— Это, кстати, вариант, — веско говорит он. — Сдать и через неделю забрать.
— Через две, — автоматически поправляю я и внезапно чувствую в себе тяжеленный свинцовый прут вместо позвоночника, — вернее, через двенадцать дней. Мне так сказали по телефону.
— Не важно, — отрубает он. — Тем более. Значит, две недели, пока ковер в розыске, попробуй догадайся, что вор прячет его в химчистке.
— Какой вор? — недоумеваю я, слыша шум в ушах.
— Прячет в химчистке, — невозмутимо продолжает лейтенант, — а через две недели, когда у нас на участке уже конкретный головняк, когда последнему дураку ясно, что это — очередной висяк, ты, значит, — ткнув пальцем в ковер, переходит он на личности, — спокойненько так забираешь ковер. Между прочим, уже чистый. Можно продать как новый, так ведь, бродяга?
У меня невольно расползается рот в кривой улыбке. Он совсем идиот или притворяется, думаю я, пробежавшись глазами от родинки на носу лейтенанта, через бритвенный порез под нижней губой, до бледно–розового пятнышка на белом, как и вся остальная рубашка, плече, у самого погона.
— Чего пялишься? — резко кивает он головой вперед, словно хочет врезать мне собственным носом. — Документы, я сказал!
Внезапный треск рации, словно пропущенный через динамик храп, заставляет меня вздрогнуть, так, что я охаю от боли в свинцовом позвоночнике, через который будто пропустили электрический разряд.

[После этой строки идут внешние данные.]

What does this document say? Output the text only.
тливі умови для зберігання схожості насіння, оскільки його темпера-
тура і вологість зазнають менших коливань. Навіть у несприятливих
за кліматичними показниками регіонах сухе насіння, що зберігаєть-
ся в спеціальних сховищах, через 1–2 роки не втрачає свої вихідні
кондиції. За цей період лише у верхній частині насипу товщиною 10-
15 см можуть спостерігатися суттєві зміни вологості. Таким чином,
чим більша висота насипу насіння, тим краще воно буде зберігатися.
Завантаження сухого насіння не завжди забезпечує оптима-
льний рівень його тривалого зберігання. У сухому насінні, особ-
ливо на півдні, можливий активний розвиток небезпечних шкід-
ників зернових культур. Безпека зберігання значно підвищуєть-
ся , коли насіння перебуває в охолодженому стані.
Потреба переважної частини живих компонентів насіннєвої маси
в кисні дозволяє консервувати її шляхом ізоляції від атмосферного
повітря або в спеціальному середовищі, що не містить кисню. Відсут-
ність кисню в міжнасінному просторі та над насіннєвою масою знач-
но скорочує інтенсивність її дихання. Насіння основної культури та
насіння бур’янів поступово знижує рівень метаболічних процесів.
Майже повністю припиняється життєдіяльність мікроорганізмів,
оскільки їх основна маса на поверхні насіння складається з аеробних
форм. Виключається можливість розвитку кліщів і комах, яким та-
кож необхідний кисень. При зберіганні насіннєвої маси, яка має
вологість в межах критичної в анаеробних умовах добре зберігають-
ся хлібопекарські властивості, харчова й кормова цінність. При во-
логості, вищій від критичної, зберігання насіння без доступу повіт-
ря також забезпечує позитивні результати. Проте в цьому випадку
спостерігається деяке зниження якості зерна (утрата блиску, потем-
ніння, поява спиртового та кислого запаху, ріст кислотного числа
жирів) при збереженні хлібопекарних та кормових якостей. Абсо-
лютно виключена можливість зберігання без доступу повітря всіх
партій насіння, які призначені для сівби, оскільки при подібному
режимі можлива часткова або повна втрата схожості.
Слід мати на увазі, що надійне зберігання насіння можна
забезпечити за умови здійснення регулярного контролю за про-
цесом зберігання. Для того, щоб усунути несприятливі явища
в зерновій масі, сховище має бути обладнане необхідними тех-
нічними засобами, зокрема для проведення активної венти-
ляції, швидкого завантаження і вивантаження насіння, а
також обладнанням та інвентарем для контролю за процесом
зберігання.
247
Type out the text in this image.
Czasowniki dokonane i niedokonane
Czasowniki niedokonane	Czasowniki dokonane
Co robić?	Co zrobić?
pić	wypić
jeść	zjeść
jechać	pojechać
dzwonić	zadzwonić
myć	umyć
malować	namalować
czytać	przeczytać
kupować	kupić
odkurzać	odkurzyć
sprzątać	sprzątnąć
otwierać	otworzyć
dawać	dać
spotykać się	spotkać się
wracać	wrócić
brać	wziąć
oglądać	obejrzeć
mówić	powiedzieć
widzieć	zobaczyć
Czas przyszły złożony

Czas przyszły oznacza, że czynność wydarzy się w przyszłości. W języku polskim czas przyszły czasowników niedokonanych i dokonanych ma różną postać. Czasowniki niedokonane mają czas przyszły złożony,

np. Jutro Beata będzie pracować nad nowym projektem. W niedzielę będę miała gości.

Да он с бодуна, понимаю я, заметив воспаленную красноту глазных белков лейтенанта. Полицейский бросает на меня полный ненависти взгляд: из–за густейших сеточек сосудов на белках зрелище, надо признаться, устрашающее. Его можно понять: из хозяина положения он в одно мгновение превращается в подневольного — рядового исполнителя приказов даже не видимого, но весьма властно рокочущего из рации голоса старшего по званию.
Самое время вытереть пот со лба: полицейский сваливает так же внезапно, как и возникает, успевая насолить мне лишь какой–то словесной гадостью, которую он выдавливает вполголоса и сквозь зубы — из–за включенной рации, конечно, — и смысл которой из–за усиливающегося шума в ушах и треска в спине я так и не улавливаю. Да я и не стараюсь, устало смирившись с гораздо более близкой мне проблемой: пот я могу вытереть лишь свободной рукой, в крайнем случае, потершись головой о ковер — горячий, колючий и, между прочим, насыщенный квадриллионами пылинок, ради избавления от которых мне и выпал столь незавидный жребий — крениться под тяжестью скрученного в гигантский неуклюжий рулон шедевра ткацкого искусства. Будь моя шея обмотана широким вафельным полотенцем, неразборчиво–жадно впитывающем любую жидкость, я вряд ли почувствовал бы значительное облегчение: на моем теле, кажется, не осталось сухого уголка. Пот везде, можно сказать, что я сейчас — это пот с плотью и кровью внутри.